Eventually we may want a more explicit way to import the memory/table, but for now this should be sufficient for expressiveness.

Drawbacks

  • The initial RFC is fairly conservative. It doesn't work with --nodejs out of the gate nor --no-modules. Additionally it doesn't support JS snippets importing other JS initially. Note that all of these are intended to be supported in the future, it's just thought that it may take more design than we need at the get-go for now.

  • JS snippets must be written in vanilla ES module JS syntax. Common preprocessors like TypeScript can't be used. It's unclear how such preprocessed JS would be imported. It's hoped that JS snippets are small enough that this isn't too much of a problem. Larger JS snippets can always be extracted to an NPM package and postprocessed there. Note that it's always possible for authors to manually run the TypeScript compiler by hand for these use cases, though.

  • The relatively popular --no-modules flag is proposed to be deprecated in favor of a --browser flag, which itself will have a breaking change relative to today. It's thought though that --browser is only very rarely used so is safe to break, and it's also thought that we'll want to avoid breaking --no-modules as-is today.

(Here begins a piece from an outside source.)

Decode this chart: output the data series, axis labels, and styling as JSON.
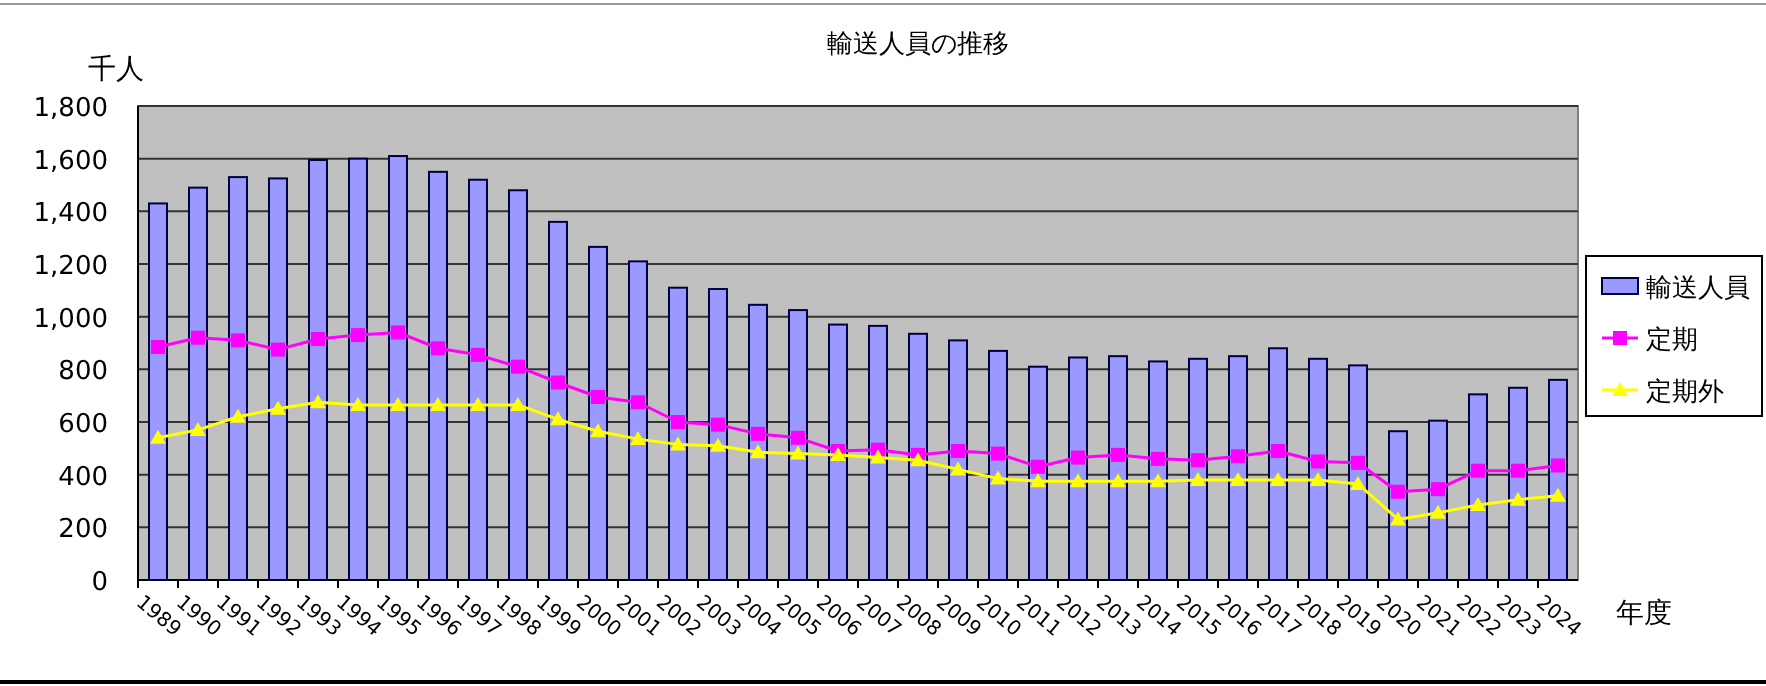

  • Local JS snippets are required to be written in ES module syntax. This may be a somewhat opinionated stance, but it's intended to make it easier to add future features to wasm-bindgen while continuing to work with JS. The ES module system, however, is the only known official standard throughout the ecosystem, so it's hoped that this is a clear choice for writing local JS snippets.

Rationale and Alternatives

The primary alternative to this system is a macro like js! from stdweb. This allows written small snippets of JS code directly in Rust code, and then wasm-bindgen would have the knowledge to generate appropriate shims. This RFC proposes recognizing module paths instead of this approach as it's thought to be a more general approach. Additionally it's intended that the js! macro can be built on the module directive including local file paths. The wasm-bindgen crate may grow a js!-like macro one day, but it's thought that it's best to start with a more conservative approach.

One alternative for ES modules is to simply concatenate all JS together. This way we wouldn't have to parse anything but we'd instead just throw everything into one file. The downside of this approach, however, is that it can easily lead to namespacing conflicts and it also forces everyone to agree on module formats and runs the risk of forcing the module format of the final product.

Another alternative to emitting small files at wasm-bindgen time is to instead unpack all files at runtime by leaving them in custom sections of the wasm executable. This in turn, however, may violate some CSP settings (particularly strict ones).

Unresolved Questions

  • Is it necessary to support --nodejs initially?

  • Is it necessary to support local JS imports in local JS snippets initially?

  • Are there known parsers of JS ES modules today? Are we forced to include a full JS parser or can we have a minimal one which only deals with ES syntax?

  • How would we handle other assets like CSS, HTML, or images that want to be referenced by the final wasm file?